Nama lengkap Ibnu Khaldun adalah Abu Zayd ‘Abd al-Rahman ibn Muhammad ibn Khaldun al-Hadrami. Beliau dilahirkan di Tunisia pada 1 Ramadhan 732 H. Atau 27 Mei 1332 M, wafat 19 Maret 1406/808H. Beliau dikenal sebagai sejarawan dan bapak sosiologi Islam yang hafal Alqur’an sejak usia dini, selain itu beliau juga membahas tentang pendidikan islam. Karyanya yang terkenal adalah Muqaddimah.
Beliau masih memiliki garis keturunan dengan Wail bin Hajar, salah seorang sahabat Nabi Saw. Wail bin Hajar pernah meriwayatkan sejumlah hadith serta pernah dikirim nabi untuk mengajarkan agama Islam kepada para penduduk daerah itu. Pada abad ke-8 M Khalid bin Utsman datang ke Andalusia bersama pasukan arab penakluk wilayah bagian selatan Spanyol. Khalid kemudian lebih dikenal panggilan Khaldun sesuai dengan kebiasaan orang Andalusia dan Afrika Barat Laut yakni dengan penambahan pada akhir nama dengan “uns” sebagai pernyataan penghargaan kepada keluarga penyandangnya.
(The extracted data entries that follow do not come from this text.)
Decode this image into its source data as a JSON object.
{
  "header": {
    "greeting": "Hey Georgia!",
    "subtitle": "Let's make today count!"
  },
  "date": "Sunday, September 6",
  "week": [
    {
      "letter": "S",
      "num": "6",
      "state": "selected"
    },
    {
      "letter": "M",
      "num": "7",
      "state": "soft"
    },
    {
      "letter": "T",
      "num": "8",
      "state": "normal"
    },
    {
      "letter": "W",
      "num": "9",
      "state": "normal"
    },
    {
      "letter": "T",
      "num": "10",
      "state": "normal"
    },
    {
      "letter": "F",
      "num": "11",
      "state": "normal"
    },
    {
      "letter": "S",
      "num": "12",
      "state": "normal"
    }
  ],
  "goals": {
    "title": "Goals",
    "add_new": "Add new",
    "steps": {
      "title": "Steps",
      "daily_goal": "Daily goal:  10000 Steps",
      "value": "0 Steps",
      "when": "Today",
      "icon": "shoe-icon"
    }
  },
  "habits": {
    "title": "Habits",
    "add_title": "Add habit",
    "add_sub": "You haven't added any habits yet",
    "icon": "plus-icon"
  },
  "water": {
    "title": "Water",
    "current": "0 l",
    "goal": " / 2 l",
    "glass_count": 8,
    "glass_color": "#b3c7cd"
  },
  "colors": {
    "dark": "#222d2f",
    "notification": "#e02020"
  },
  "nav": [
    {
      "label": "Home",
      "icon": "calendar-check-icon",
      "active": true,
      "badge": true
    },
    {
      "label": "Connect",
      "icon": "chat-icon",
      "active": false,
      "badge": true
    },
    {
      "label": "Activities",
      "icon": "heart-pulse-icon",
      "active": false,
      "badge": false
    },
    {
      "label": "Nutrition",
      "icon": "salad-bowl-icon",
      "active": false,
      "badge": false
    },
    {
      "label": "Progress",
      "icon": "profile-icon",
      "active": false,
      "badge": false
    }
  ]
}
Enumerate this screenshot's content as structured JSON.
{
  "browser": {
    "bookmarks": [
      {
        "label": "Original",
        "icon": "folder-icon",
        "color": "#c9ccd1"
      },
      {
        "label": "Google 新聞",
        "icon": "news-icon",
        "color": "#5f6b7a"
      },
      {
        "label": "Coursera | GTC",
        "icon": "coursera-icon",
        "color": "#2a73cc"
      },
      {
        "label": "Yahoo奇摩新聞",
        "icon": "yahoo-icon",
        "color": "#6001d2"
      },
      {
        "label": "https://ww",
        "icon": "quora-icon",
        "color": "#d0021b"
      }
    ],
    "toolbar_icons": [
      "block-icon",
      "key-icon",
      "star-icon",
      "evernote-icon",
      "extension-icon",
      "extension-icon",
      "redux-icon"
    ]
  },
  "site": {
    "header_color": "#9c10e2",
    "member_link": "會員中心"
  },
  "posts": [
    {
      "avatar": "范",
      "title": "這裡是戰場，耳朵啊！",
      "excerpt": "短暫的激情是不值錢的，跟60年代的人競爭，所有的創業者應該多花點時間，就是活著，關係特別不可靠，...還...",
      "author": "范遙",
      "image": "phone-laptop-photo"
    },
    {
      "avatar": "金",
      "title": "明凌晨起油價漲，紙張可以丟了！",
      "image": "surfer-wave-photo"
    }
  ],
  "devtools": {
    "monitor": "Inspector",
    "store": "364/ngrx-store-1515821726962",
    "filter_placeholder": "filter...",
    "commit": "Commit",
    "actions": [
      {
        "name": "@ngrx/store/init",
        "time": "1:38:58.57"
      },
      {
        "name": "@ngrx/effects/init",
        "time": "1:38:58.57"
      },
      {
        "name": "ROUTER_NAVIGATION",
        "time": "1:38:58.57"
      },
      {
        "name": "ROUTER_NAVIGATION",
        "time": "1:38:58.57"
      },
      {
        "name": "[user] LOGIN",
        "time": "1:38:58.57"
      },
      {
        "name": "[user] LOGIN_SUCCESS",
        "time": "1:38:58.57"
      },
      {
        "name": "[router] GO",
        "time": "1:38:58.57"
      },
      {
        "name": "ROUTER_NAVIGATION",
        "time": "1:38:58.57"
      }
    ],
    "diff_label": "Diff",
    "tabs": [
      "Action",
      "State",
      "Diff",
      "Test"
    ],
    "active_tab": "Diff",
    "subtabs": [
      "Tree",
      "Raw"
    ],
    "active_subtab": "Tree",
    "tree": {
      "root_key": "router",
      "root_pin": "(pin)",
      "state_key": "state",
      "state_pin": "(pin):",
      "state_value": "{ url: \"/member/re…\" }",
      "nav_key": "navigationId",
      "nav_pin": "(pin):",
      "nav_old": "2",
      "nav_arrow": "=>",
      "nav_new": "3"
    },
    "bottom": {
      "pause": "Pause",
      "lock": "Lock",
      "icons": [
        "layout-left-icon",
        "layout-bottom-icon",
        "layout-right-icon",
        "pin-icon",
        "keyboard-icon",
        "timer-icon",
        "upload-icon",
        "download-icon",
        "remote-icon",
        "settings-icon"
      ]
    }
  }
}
Dengan demikian Khalid menjadi Khaldun.
Guru pertama ibnu Khaldun adalah ayahnya sendiri. Dia belajar membaca dan menghafal al-Qur’an. Dia fasih dalam qira’at sab’ah (tujuh cara membaca al-Qur’an), dia memperlihatkan caranya yang seimbang dan merata antara mata pelajaran tafsir, hadith, fiqih dan gramatika bahasa arab yang diambilnya dari sejumlah guru yang ada di Tunisia).
Ibnu Khaldun mulai berkarir dalam bidang pemerintahan dan politik di kawasan Afrika Barat Laut dan Andalusia selama hampir seperempat Abad. Dalam kurun waktu itu dari sepuluh kali dia pindah jabatan dari satu dinasti ke dinasti yang lain. Jabatan pertaman Ibnu Khaldun pertama adalah sebagai anggota Majlis keilmuwan Sultan Abu Inal dari Bani Marin di ibu kota Fez. Kemudian dia diangkat menjadi sekertaris Sultan  pada Tahun 1354.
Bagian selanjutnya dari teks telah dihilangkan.